Considering the normal sequence of selling a drug by way of receiving an order, manufacturing the drug, and delivering the drug, the series of procedures constituting a sale of a generic drug were consummated at the time of dispatching the drug.

  

The relevant provision of the KPAA was enacted for imposing sanctions against acts of marketing that may likely constitute infringement of a listed patent. Given that the delivery of the generic drug was made on, and one day prior to, the expiration date of the patent, the series of sales procedures including the receipt of an order and manufacture of the drug must have been carried out well before the expiration date. Accordingly, the patentee may have suffered loss due to a reduced demand for the brand drug caused by a customer’s ordering of the generic drug during the term of the patent.
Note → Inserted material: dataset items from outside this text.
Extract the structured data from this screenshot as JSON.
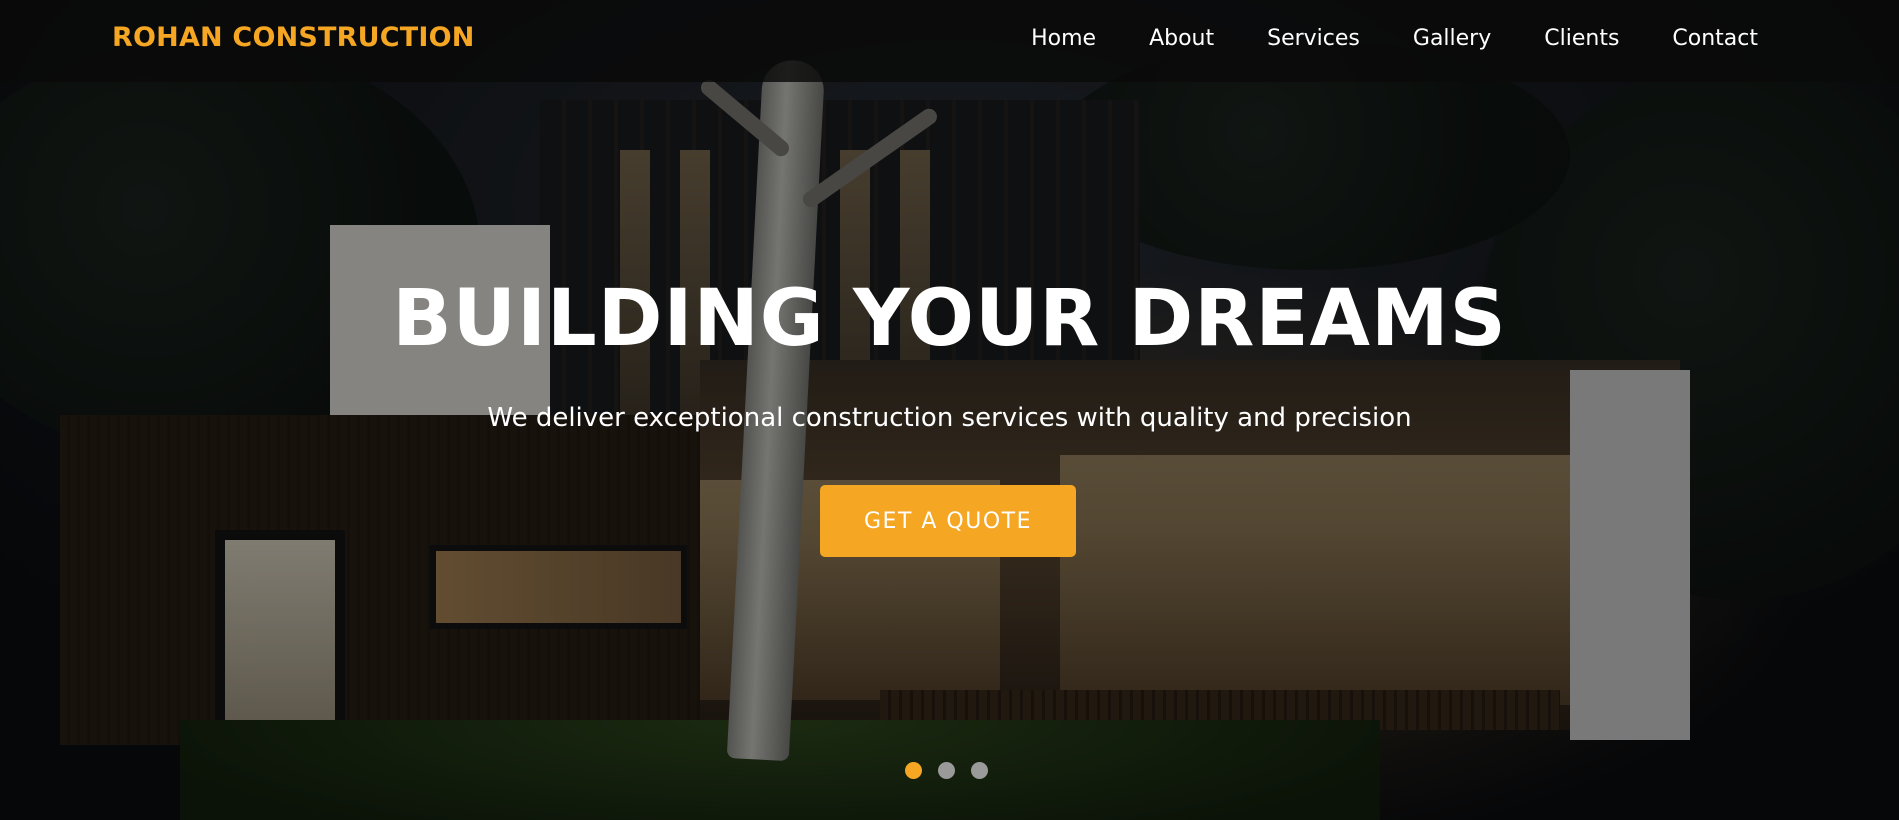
{
  "brand": {
    "name": "ROHAN CONSTRUCTION",
    "color": "#f5a623"
  },
  "nav": {
    "items": [
      {
        "label": "Home"
      },
      {
        "label": "About"
      },
      {
        "label": "Services"
      },
      {
        "label": "Gallery"
      },
      {
        "label": "Clients"
      },
      {
        "label": "Contact"
      }
    ]
  },
  "hero": {
    "title": "BUILDING YOUR DREAMS",
    "subtitle": "We deliver exceptional construction services with quality and precision",
    "cta_label": "GET A QUOTE",
    "background_image": "modern-house-at-dusk",
    "slides": {
      "count": 3,
      "active_index": 0,
      "active_color": "#f5a623",
      "inactive_color": "#9a9a9a"
    }
  },
  "colors": {
    "accent": "#f5a623",
    "navbar_bg": "#0a0a0a",
    "text": "#ffffff"
  }
}
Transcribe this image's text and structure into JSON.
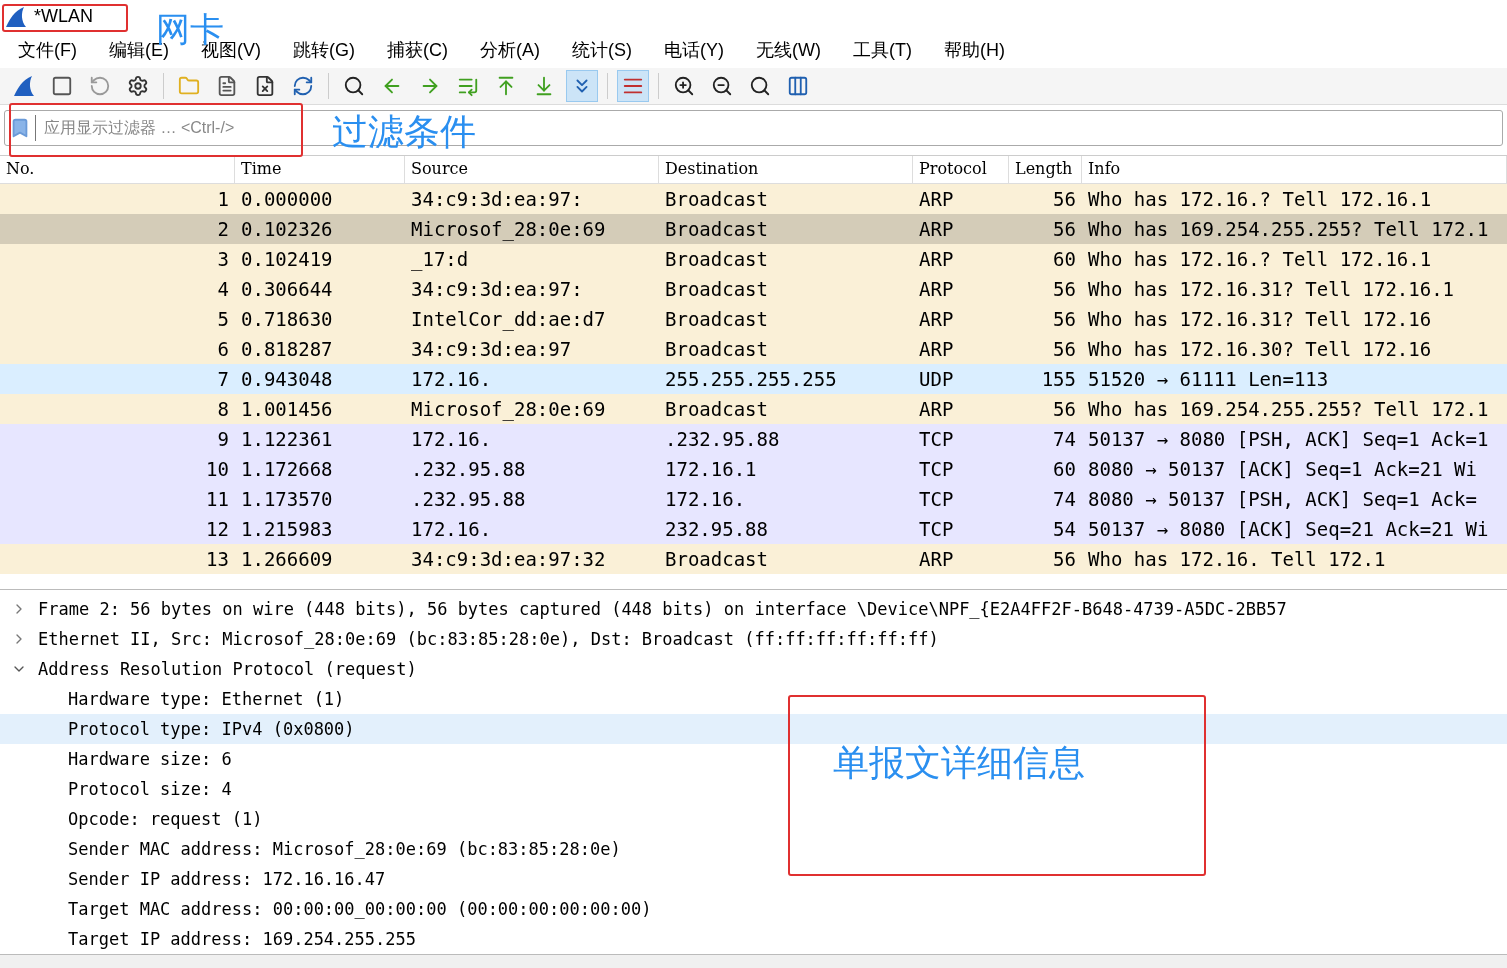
{
  "window": {
    "title": "*WLAN"
  },
  "menu": [
    "文件(F)",
    "编辑(E)",
    "视图(V)",
    "跳转(G)",
    "捕获(C)",
    "分析(A)",
    "统计(S)",
    "电话(Y)",
    "无线(W)",
    "工具(T)",
    "帮助(H)"
  ],
  "toolbar": [
    {
      "kind": "fin",
      "selected": false
    },
    {
      "kind": "stop",
      "selected": false
    },
    {
      "kind": "restart",
      "selected": false
    },
    {
      "kind": "options",
      "selected": false
    },
    {
      "kind": "sep"
    },
    {
      "kind": "folder",
      "selected": false
    },
    {
      "kind": "file",
      "selected": false
    },
    {
      "kind": "close",
      "selected": false
    },
    {
      "kind": "reload",
      "selected": false
    },
    {
      "kind": "sep"
    },
    {
      "kind": "find",
      "selected": false
    },
    {
      "kind": "back",
      "selected": false
    },
    {
      "kind": "forward",
      "selected": false
    },
    {
      "kind": "goto",
      "selected": false
    },
    {
      "kind": "first",
      "selected": false
    },
    {
      "kind": "last",
      "selected": false
    },
    {
      "kind": "autoscroll",
      "selected": true
    },
    {
      "kind": "sep"
    },
    {
      "kind": "colorize",
      "selected": true
    },
    {
      "kind": "sep"
    },
    {
      "kind": "zoomin",
      "selected": false
    },
    {
      "kind": "zoomout",
      "selected": false
    },
    {
      "kind": "zoomreset",
      "selected": false
    },
    {
      "kind": "columns",
      "selected": false
    }
  ],
  "filter": {
    "placeholder": "应用显示过滤器 … <Ctrl-/>"
  },
  "table": {
    "columns": [
      "No.",
      "Time",
      "Source",
      "Destination",
      "Protocol",
      "Length",
      "Info"
    ],
    "rows": [
      {
        "kind": "arp",
        "selected": false,
        "cells": [
          "1",
          "0.000000",
          "34:c9:3d:ea:97:",
          "Broadcast",
          "ARP",
          "56",
          "Who has 172.16.? Tell 172.16.1"
        ]
      },
      {
        "kind": "arp",
        "selected": true,
        "cells": [
          "2",
          "0.102326",
          "Microsof_28:0e:69",
          "Broadcast",
          "ARP",
          "56",
          "Who has 169.254.255.255? Tell 172.1"
        ]
      },
      {
        "kind": "arp",
        "selected": false,
        "cells": [
          "3",
          "0.102419",
          "_17:d",
          "Broadcast",
          "ARP",
          "60",
          "Who has 172.16.? Tell 172.16.1"
        ]
      },
      {
        "kind": "arp",
        "selected": false,
        "cells": [
          "4",
          "0.306644",
          "34:c9:3d:ea:97:",
          "Broadcast",
          "ARP",
          "56",
          "Who has 172.16.31? Tell 172.16.1"
        ]
      },
      {
        "kind": "arp",
        "selected": false,
        "cells": [
          "5",
          "0.718630",
          "IntelCor_dd:ae:d7",
          "Broadcast",
          "ARP",
          "56",
          "Who has 172.16.31? Tell 172.16"
        ]
      },
      {
        "kind": "arp",
        "selected": false,
        "cells": [
          "6",
          "0.818287",
          "34:c9:3d:ea:97",
          "Broadcast",
          "ARP",
          "56",
          "Who has 172.16.30? Tell 172.16"
        ]
      },
      {
        "kind": "udp",
        "selected": false,
        "cells": [
          "7",
          "0.943048",
          "172.16.",
          "255.255.255.255",
          "UDP",
          "155",
          "51520 → 61111 Len=113"
        ]
      },
      {
        "kind": "arp",
        "selected": false,
        "cells": [
          "8",
          "1.001456",
          "Microsof_28:0e:69",
          "Broadcast",
          "ARP",
          "56",
          "Who has 169.254.255.255? Tell 172.1"
        ]
      },
      {
        "kind": "tcp",
        "selected": false,
        "cells": [
          "9",
          "1.122361",
          "172.16.",
          ".232.95.88",
          "TCP",
          "74",
          "50137 → 8080 [PSH, ACK] Seq=1 Ack=1"
        ]
      },
      {
        "kind": "tcp",
        "selected": false,
        "cells": [
          "10",
          "1.172668",
          ".232.95.88",
          "172.16.1",
          "TCP",
          "60",
          "8080 → 50137 [ACK] Seq=1 Ack=21 Wi"
        ]
      },
      {
        "kind": "tcp",
        "selected": false,
        "cells": [
          "11",
          "1.173570",
          ".232.95.88",
          "172.16.",
          "TCP",
          "74",
          "8080 → 50137 [PSH, ACK] Seq=1 Ack="
        ]
      },
      {
        "kind": "tcp",
        "selected": false,
        "cells": [
          "12",
          "1.215983",
          "172.16.",
          "232.95.88",
          "TCP",
          "54",
          "50137 → 8080 [ACK] Seq=21 Ack=21 Wi"
        ]
      },
      {
        "kind": "arp",
        "selected": false,
        "cells": [
          "13",
          "1.266609",
          "34:c9:3d:ea:97:32",
          "Broadcast",
          "ARP",
          "56",
          "Who has 172.16. Tell 172.1"
        ]
      }
    ]
  },
  "details": [
    {
      "text": "Frame 2: 56 bytes on wire (448 bits), 56 bytes captured (448 bits) on interface \\Device\\NPF_{E2A4FF2F-B648-4739-A5DC-2BB57",
      "expanded": false,
      "selected": false
    },
    {
      "text": "Ethernet II, Src: Microsof_28:0e:69 (bc:83:85:28:0e), Dst: Broadcast (ff:ff:ff:ff:ff:ff)",
      "expanded": false,
      "selected": false
    },
    {
      "text": "Address Resolution Protocol (request)",
      "expanded": true,
      "selected": false,
      "children": [
        {
          "text": "Hardware type: Ethernet (1)",
          "selected": false
        },
        {
          "text": "Protocol type: IPv4 (0x0800)",
          "selected": true
        },
        {
          "text": "Hardware size: 6",
          "selected": false
        },
        {
          "text": "Protocol size: 4",
          "selected": false
        },
        {
          "text": "Opcode: request (1)",
          "selected": false
        },
        {
          "text": "Sender MAC address: Microsof_28:0e:69 (bc:83:85:28:0e)",
          "selected": false
        },
        {
          "text": "Sender IP address: 172.16.16.47",
          "selected": false
        },
        {
          "text": "Target MAC address: 00:00:00_00:00:00 (00:00:00:00:00:00)",
          "selected": false
        },
        {
          "text": "Target IP address: 169.254.255.255",
          "selected": false
        }
      ]
    }
  ],
  "annotations": [
    "网卡",
    "过滤条件",
    "单报文详细信息"
  ]
}
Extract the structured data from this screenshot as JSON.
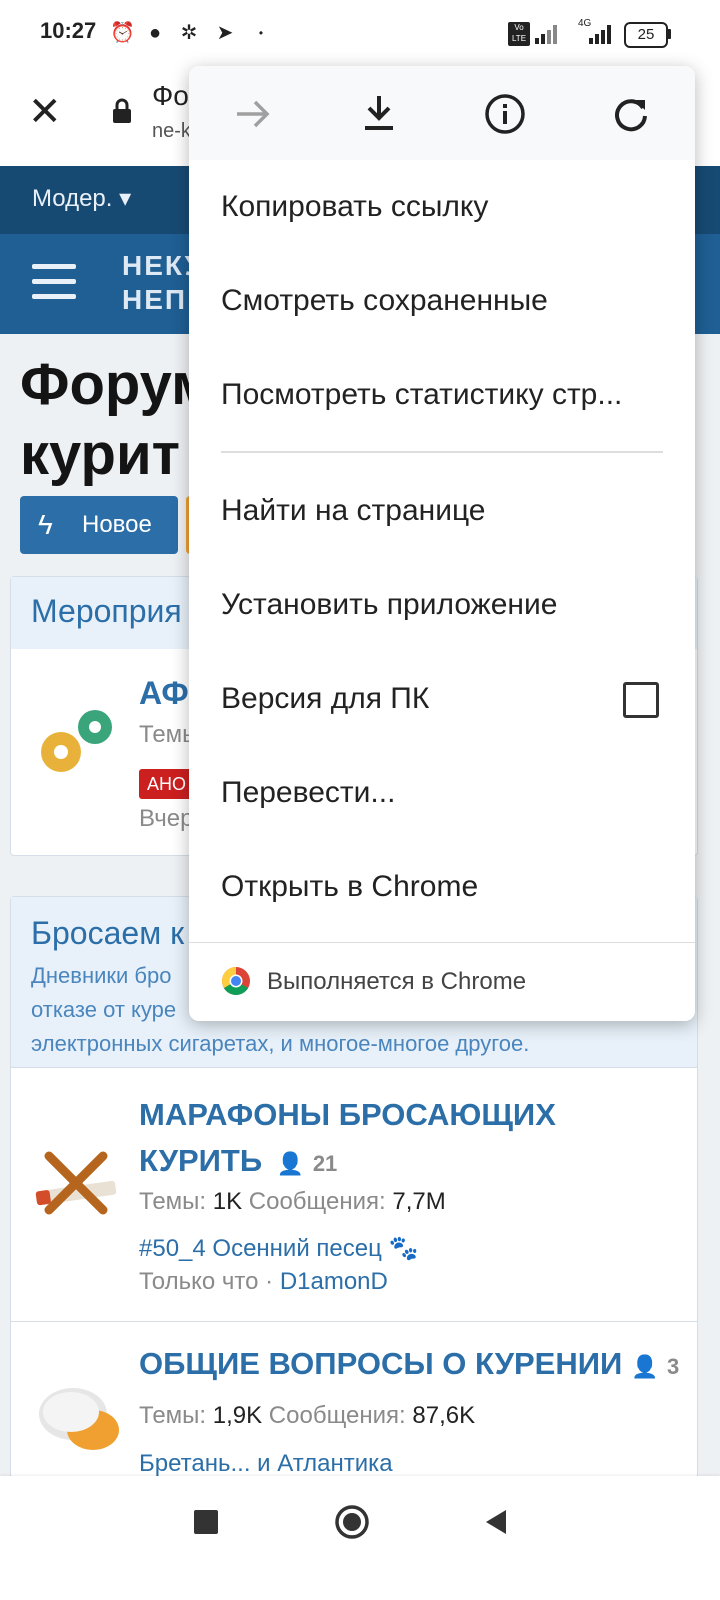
{
  "status_bar": {
    "time": "10:27",
    "battery": "25",
    "network_label_1": "Vo LTE",
    "network_label_2": "4G"
  },
  "browser_bar": {
    "title_fragment": "Фо",
    "url_fragment": "ne-k"
  },
  "forum": {
    "nav_moder": "Модер. ▾",
    "logo_line1": "НЕКУ",
    "logo_line2": "НЕП",
    "page_heading_line1": "Форум",
    "page_heading_line2": "курит",
    "new_button": "Новое",
    "category1": {
      "title": "Мероприя",
      "node_title": "АФ",
      "meta_fragment": "Темь",
      "badge": "АНО",
      "date_fragment": "Вчер"
    },
    "category2": {
      "title": "Бросаем к",
      "desc_line1": "Дневники бро",
      "desc_line2": "отказе от куре",
      "desc_line3": "электронных сигаретах, и многое-многое другое."
    },
    "node_marathons": {
      "title_line1": "МАРАФОНЫ БРОСАЮЩИХ",
      "title_line2": "КУРИТЬ",
      "users": "21",
      "threads_label": "Темы:",
      "threads": "1K",
      "posts_label": "Сообщения:",
      "posts": "7,7M",
      "last_thread": "#50_4 Осенний песец 🐾",
      "last_time": "Только что ·",
      "last_user": "D1amonD"
    },
    "node_general": {
      "title": "ОБЩИЕ ВОПРОСЫ О КУРЕНИИ",
      "users": "3",
      "threads_label": "Темы:",
      "threads": "1,9K",
      "posts_label": "Сообщения:",
      "posts": "87,6K",
      "last_thread": "Бретань... и Атлантика"
    }
  },
  "menu": {
    "items": [
      "Копировать ссылку",
      "Смотреть сохраненные",
      "Посмотреть статистику стр...",
      "Найти на странице",
      "Установить приложение",
      "Версия для ПК",
      "Перевести...",
      "Открыть в Chrome"
    ],
    "footer": "Выполняется в Chrome",
    "desktop_checkbox_checked": false
  },
  "colors": {
    "forum_nav": "#174a73",
    "forum_header": "#1f5f94",
    "link_blue": "#2b6ea8",
    "orange_button": "#f0a030"
  },
  "icons": [
    "forward-icon",
    "download-icon",
    "info-icon",
    "reload-icon",
    "close-icon",
    "lock-icon",
    "chrome-icon",
    "stop-icon",
    "home-icon",
    "back-icon"
  ]
}
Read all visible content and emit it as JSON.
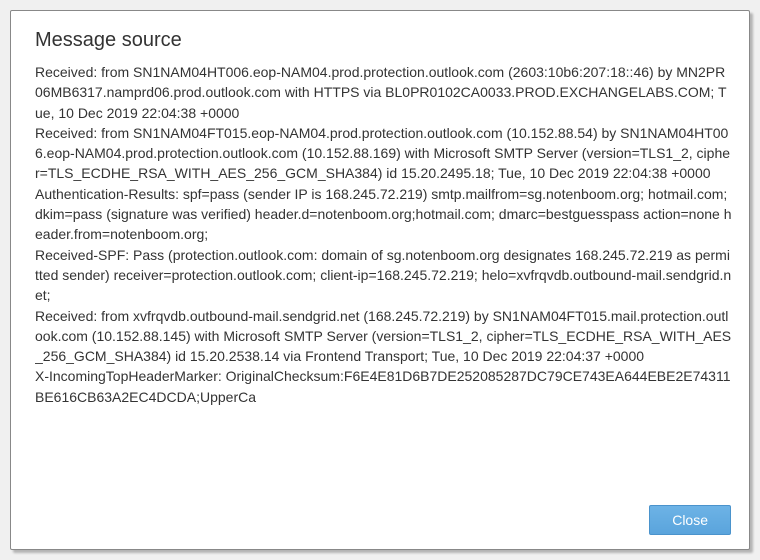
{
  "dialog": {
    "title": "Message source",
    "close_label": "Close"
  },
  "headers_text": "Received: from SN1NAM04HT006.eop-NAM04.prod.protection.outlook.com (2603:10b6:207:18::46) by MN2PR06MB6317.namprd06.prod.outlook.com with HTTPS via BL0PR0102CA0033.PROD.EXCHANGELABS.COM; Tue, 10 Dec 2019 22:04:38 +0000\nReceived: from SN1NAM04FT015.eop-NAM04.prod.protection.outlook.com (10.152.88.54) by SN1NAM04HT006.eop-NAM04.prod.protection.outlook.com (10.152.88.169) with Microsoft SMTP Server (version=TLS1_2, cipher=TLS_ECDHE_RSA_WITH_AES_256_GCM_SHA384) id 15.20.2495.18; Tue, 10 Dec 2019 22:04:38 +0000\nAuthentication-Results: spf=pass (sender IP is 168.245.72.219) smtp.mailfrom=sg.notenboom.org; hotmail.com; dkim=pass (signature was verified) header.d=notenboom.org;hotmail.com; dmarc=bestguesspass action=none header.from=notenboom.org;\nReceived-SPF: Pass (protection.outlook.com: domain of sg.notenboom.org designates 168.245.72.219 as permitted sender) receiver=protection.outlook.com; client-ip=168.245.72.219; helo=xvfrqvdb.outbound-mail.sendgrid.net;\nReceived: from xvfrqvdb.outbound-mail.sendgrid.net (168.245.72.219) by SN1NAM04FT015.mail.protection.outlook.com (10.152.88.145) with Microsoft SMTP Server (version=TLS1_2, cipher=TLS_ECDHE_RSA_WITH_AES_256_GCM_SHA384) id 15.20.2538.14 via Frontend Transport; Tue, 10 Dec 2019 22:04:37 +0000\nX-IncomingTopHeaderMarker: OriginalChecksum:F6E4E81D6B7DE252085287DC79CE743EA644EBE2E74311BE616CB63A2EC4DCDA;UpperCa"
}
Therefore, there is a need to regulate the plaintiff’s act as a marketing activity.

  

Even if the amount of the sales was relatively small, it does not justify or support the plaintiff’s argument that the severity of the sanction under the relevant provision of the KPAA far exceeded the extent of loss that was actually incurred by the patent infringement or the plaintiff’s premature marketing activity.

  

Based on the above reasoning, the Court upheld the Minister's revocation of the generic MA.

  

Significance of the Decision

  

At the time when the plaintiff’s generic MA was revoked by the MFDS, like dispositions were made to several other generic MAs for other drugs, sending a shockwave felt through the entire generic drug industry. The MFDS’ disposition of revoking generic MAs owing to the generic companies’ premature marketing of generic drugs in breach of the condition of MA, and the Administrative Court’s affirmation thereof, sounded an alarm to their previous practice of distributing patent-infringing drugs to wholesalers shortly before the expiration of a patent in order to have their generic drugs ready for sale as soon as the patent expired.